Saat mengucapkan banyak hal kepada mereka, Yesus menggunakan perumpaman. Salah satu perumpamaan itu tentang seorang penabur. Seorang penabur di sini sama dengan petani karena keduanya sama-sama menaburkan benih. Sebagai penabur benih, Dia sangat mengetahui tanah mana yang sudah siap ditaburi benih. Tetapi untuk mengetahui jenis tanah yang baik dan tanah yang tidak baik, maka ia menaburkan benihnya ke semua jenis tanah. Ternyata karena sesuatu dan lain hal di dalam menabur benih tersebut jatuh ke pinggir jalan.

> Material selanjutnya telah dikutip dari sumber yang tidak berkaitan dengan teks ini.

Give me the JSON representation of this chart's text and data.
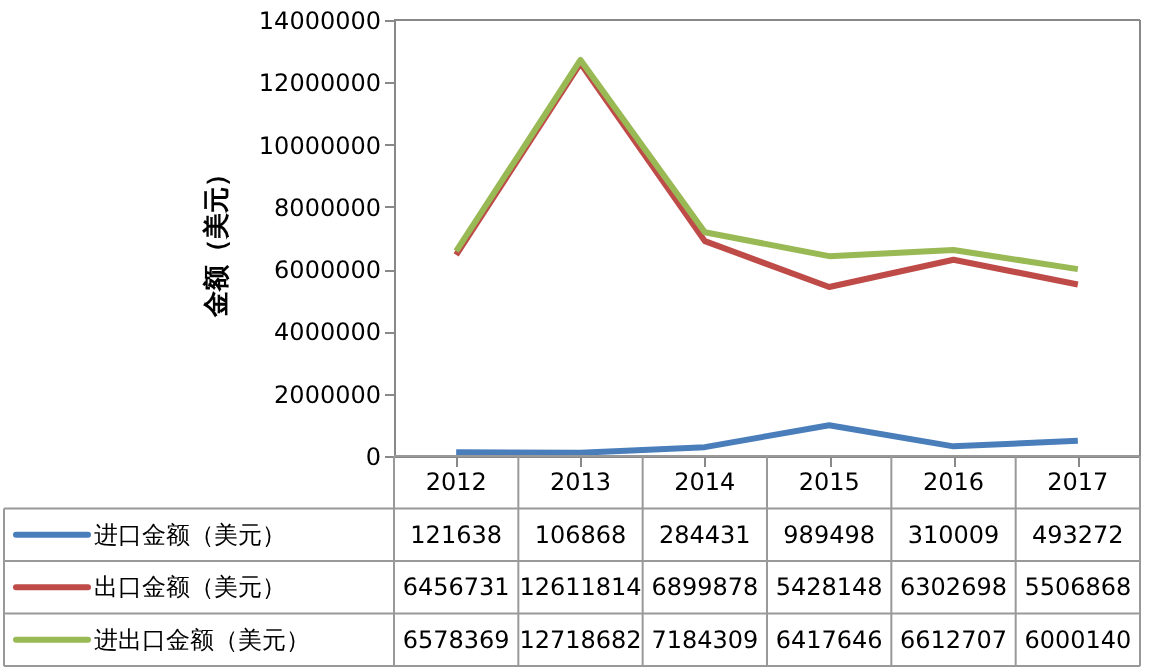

Benih yang jatuh di pinggir jalan karena tidak tertimbun oleh tanah, belum sempat bertumbuh sudah dimakan oleh burung. Artinya, benih tersebut tidak ada gunanya (sia-sia), karena benih itu tidak pernah merasakan proses selayaknya benih pada umumnya, yaitu keluar tangkai, daun satu, daun dua dan seterusnya.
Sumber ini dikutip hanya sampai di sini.